This course aims to provide an in depth understanding of the fundamental principles guiding molecular genetics approaches. Primary objectives include a clear understanding of (i) the principles underlying gene inheritance, dominance, epistasis and their consequence on the manifestation of traits (ii) the contribution of transcriptional and post-transcriptional events on gene expression, and the related techniques/approaches that enable to distinguish the two processes, (iii) the research strategies guiding the design of genetic screens, including the concept of genetic variability as a mean to understand gene regulatory networks.
Expected learning outcomes
After this course, we expect that the student will be able to (i) critically evaluate hierarchies in gene action by applying the principles of transmission genetics (ii) design genetic and molecular strategies to understand new biological processes and correctly interpret how living organisms develop under physiological and pathological conditions.
Lesson period: Second semester
(In case of multiple editions, please check the period, as it may vary)
- Multilevel gene regulation during evolution.

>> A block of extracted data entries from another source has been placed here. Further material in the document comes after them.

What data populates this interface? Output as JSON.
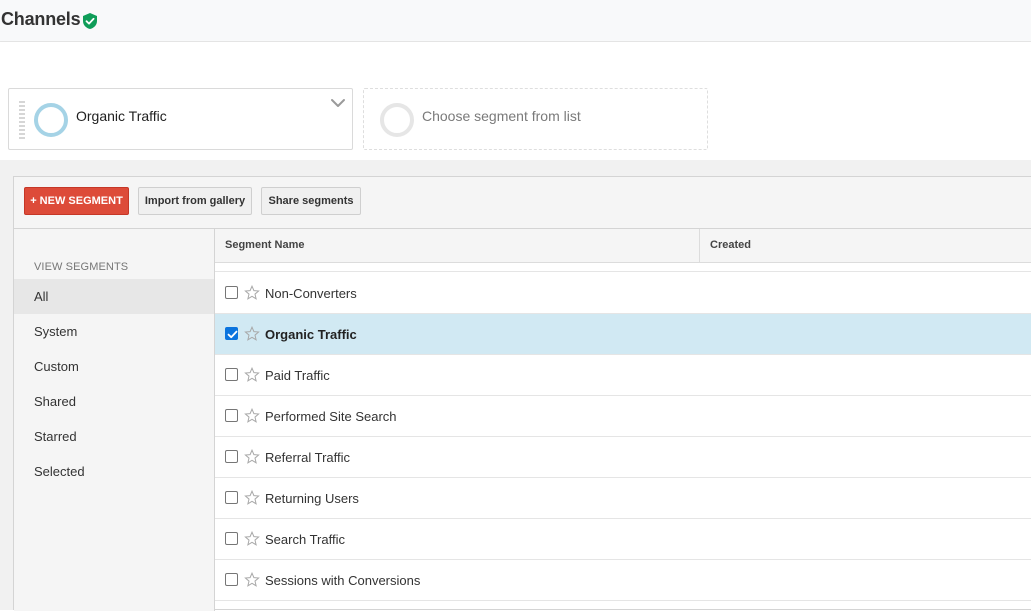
{
  "header": {
    "title": "Channels",
    "verified_icon": "verified-shield-icon",
    "verified_color": "#0f9d58"
  },
  "segment_bar": {
    "active_segment": {
      "label": "Organic Traffic",
      "ring_color": "#a5d3e6"
    },
    "empty_slot": {
      "placeholder": "Choose segment from list"
    }
  },
  "toolbar": {
    "new_segment_label": "+ NEW SEGMENT",
    "new_segment_color": "#dd4b39",
    "import_label": "Import from gallery",
    "share_label": "Share segments"
  },
  "side_nav": {
    "heading": "VIEW SEGMENTS",
    "items": [
      {
        "label": "All",
        "active": true
      },
      {
        "label": "System",
        "active": false
      },
      {
        "label": "Custom",
        "active": false
      },
      {
        "label": "Shared",
        "active": false
      },
      {
        "label": "Starred",
        "active": false
      },
      {
        "label": "Selected",
        "active": false
      }
    ]
  },
  "table": {
    "columns": [
      "Segment Name",
      "Created"
    ],
    "rows": [
      {
        "name": "Non-Converters",
        "checked": false,
        "starred": false
      },
      {
        "name": "Organic Traffic",
        "checked": true,
        "starred": false
      },
      {
        "name": "Paid Traffic",
        "checked": false,
        "starred": false
      },
      {
        "name": "Performed Site Search",
        "checked": false,
        "starred": false
      },
      {
        "name": "Referral Traffic",
        "checked": false,
        "starred": false
      },
      {
        "name": "Returning Users",
        "checked": false,
        "starred": false
      },
      {
        "name": "Search Traffic",
        "checked": false,
        "starred": false
      },
      {
        "name": "Sessions with Conversions",
        "checked": false,
        "starred": false
      }
    ],
    "selected_row_color": "#d1e9f3"
  }
}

Case studies: Sex determination in Drosophila vs mammals as examples of the different interplay of transcriptional and post-transcriptional events. Dosage compensation: hyperactivation and inactivation of chromosome X as an example of epigenetic regulation of traits. - Complex genomes and hereditability of complex traits. Genetic and physical maps: DNA polymorphisms as markers. - Concepts in positional cloning, from phenotypes to genes. Case studies: Duchenne muscular dystrophy. Genetic, cytogenetic and physical mapping, cloning and expression analysis of DMD gene and its mutations, clinical applications. - Functional genomics, from sequences to gene functions, redundancy and epistasis. Case studies: the genetics of timekeeping and environmental perception in Arabidopsis. Tools for functional genomics: sensitized genetic background screens. Quantitative effects of mutations, the molecular basis of genetic dominance. Examples of genome-enabled genetics and genome-wide association. - Research approaches to nutrigenomics, genomic imprinting and examples of nutriepigenetics.
Prerequisites for admission
An intermediate level of understanding of Mendelian genetics and molecular biology is highly recommended.
Regular attendance and active participation during classes are strongly encouraged to improve the understanding of the topics and improve communication skills. In order to facilitate active discussions, handouts will be made available before class through the Ariel website. Lectures will be strongly oriented to presenting empirical evidence to gain insights into potential mechanisms and to formulate working hypotheses. Students are invited to participate in this process, defining competing/alternative hypotheses.
Students may refer to general genetics textbooks (Griffiths et al - VII ed. - Zanichelli 2013, Russell - IV ed. - Pearson - 2014) for basic/advanced concepts in Mendelian inheritance and gene expression regulation. For more specialized topics, references to original research papers/reviews for further reading will be highlighted during classes and uploaded via Ariel.
Assessment methods and Criteria
Learning assessment will be through a written exam. Students attending the course can opt for a mid-term examination plus a second partial exam at the end of the course. The exam includes open questions (30%), charts and graphs to complete (10%) and multiple choices tests (60%). These proportions broadly reflect their contribution to the composition of the final score. Multiple choice tests are designed to verify the global understanding of concepts and definitions taught during the course, whereas open questions/charts are designed to evaluate problem solving skills. Examples of multiple-choice questions and their evaluation will be provided during the course.